Âge de la lune : 6 jours 16 heures 16 minutes.
Je ne le dis pour personne ce lieu sans bords et sans hasard, au hasard de ce qui s’y manifeste et nous méduse. Ça en fait chier pas mal, la beauté, l’éblouissement. Air feu océan matrice, l’immense femme-tresse spirale révolutionne gire dévoue demeure voue existe virgule articule n’explique et n’identifie coupe sabre éclot sans but déterminé.
Du monde, je n’y ai jamais vu qu’une lisière à vrai dire peu fréquentée où les atomes bondissent dans la vibration d’une poix ondulante ; un Univers Aspic. The never ending trip… ainsi/ œil soleil oiseau /ne tourne pas les pages – jamais –, mais frappe les atomes, ramenant au temple d’insécables permanences. Soudaines sidérées, réverbérant un swing de lumière lente et bleue, mille faces en surgissent pourtant, inertes, récessives.
– « le sud ? » c’est par-là, maugréa-t-il sans lever les yeux, en indiquant de la main la porte donnant sur le couloir. Et il rajouta : « vous y ferez quoi dans le sud ? – « je n’sais pas… est-ce si important ? » et l’ombre disparut la chance→ suerte sur le terrain de l’homme, une corne en plein cœur.
Car il n’y a pas un point obscur, mais des entres, des songes extraordinaires où d’évidence rien ne s’endort : c’est Ga’nza, une explosion vertigineuse de lignes et d’images par milliers ; une transe sacrificielle, une danse de courage. À cet endroit de pure réalité, Ainsi n’est plus un fatum. C’est un maelström de chants, de danses et de musique. Et la main qui porte la lame sur le prépuce porte un mystère et une souffrance. Derrière les cirrhes du grand tapage Ainsi admet tout. – « dis, quand reverrons-nous dans la mort, l’enchantement des fins dépassées ? »
L’eau de la mer des Tchouktches, des Sargasses et des Antilles, de la Méditerranée, de la mer d’Arabie et de la Caspienne, de la Mer Noire, de l’Adriatique, du Nord et celle de Chine bientôt montera. Vers le chant et ses lignes, fascinante mélopée, tous les points et les courbes d’un pur désert. L’ivre est là, cadenassé – inachevé, dans sa chair d’être et ses voix radiophoniques –, admettant la nuit.
L’eau de la Mer Baltique et celle du Japon, de la mer d’Okhotsk, de Béring, de Kara et celle de Barents ; l’eau de la mer des Laptev, du Groenland et de Norvège bientôt montera. Le corps est pris par les sens, le cœur lui tenant lieu d’aurores désordonnées. La fin est commencée, bifurcation ; c’est par là que ça commence. Ça exhale et veut parler, précipiter la fuite. Pas de mots. La mémoire, les lignes sont dans l’œil – innées –, et les parfums en conscience des pores, prophétie par ce pertuis qu’il faut franchir. L’eau de la mer du Labrador et de Beaufort, d’Andaman, de la Mer Jaune, de la Mer Rouge et celle de Java bientôt montera.
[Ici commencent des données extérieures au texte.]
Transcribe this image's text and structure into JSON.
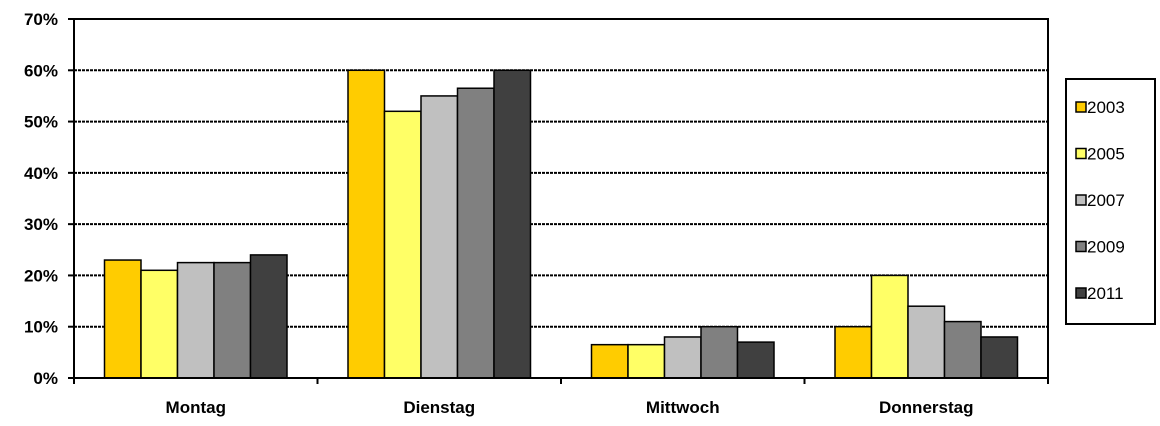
{
  "chart_data": {
    "type": "bar",
    "categories": [
      "Montag",
      "Dienstag",
      "Mittwoch",
      "Donnerstag"
    ],
    "series": [
      {
        "name": "2003",
        "color": "#FFCC00",
        "values": [
          23,
          60,
          6.5,
          10
        ]
      },
      {
        "name": "2005",
        "color": "#FFFF66",
        "values": [
          21,
          52,
          6.5,
          20
        ]
      },
      {
        "name": "2007",
        "color": "#C0C0C0",
        "values": [
          22.5,
          55,
          8,
          14
        ]
      },
      {
        "name": "2009",
        "color": "#808080",
        "values": [
          22.5,
          56.5,
          10,
          11
        ]
      },
      {
        "name": "2011",
        "color": "#404040",
        "values": [
          24,
          60,
          7,
          8
        ]
      }
    ],
    "yticks": [
      "0%",
      "10%",
      "20%",
      "30%",
      "40%",
      "50%",
      "60%",
      "70%"
    ],
    "ylim": [
      0,
      70
    ],
    "grid": true,
    "legend_position": "right",
    "title": "",
    "xlabel": "",
    "ylabel": ""
  }
}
L’odeur de la nuit est d’une sauvagerie qu’ainsi et mémoire, hallucinés par les ombres et leur tapage qui passent par les failles de l’enclos, admettent sans illusion. Déjà le rut d’un souvenir plaqué sur les reins du rêve, mais sans jamais perdre de vitesse sa durée vertébrale et gazeuse. Ça respire, entend et voit. Cet impossible lieu parle plus vite que les mots. Le corps y est coupé par l’attente, mais respire encor la hâte de commencer. Le souffle menace même d’aller plus vite à sentir l’imminente rupture. N’y rien attendre est une urgence d’éther.
L’eau de la mer de Timor, de Célèbes, de banda, d’Arafura, de Bismarck et celle des Salomon bientôt montera ; l’eau de la mer des philippines, de la mer Blanche, de la mer de Sibérie, de Corail, de Marmara et celle de Tasman aussi. Et puis après tout, qu’importe ; nous nous ignorons tellement. Tourné vers le visible et l’invisible, tenant dans la bouche la clef d’un langage, l’esprit aussi concret que l’air, néant ne change rien au tout, sinon que voudrait dire le réel si sa masse n’était critique, se dissolvant et coagulant en permanence ; si son aria n’était ivre de ses aubes aux condensations brûlantes.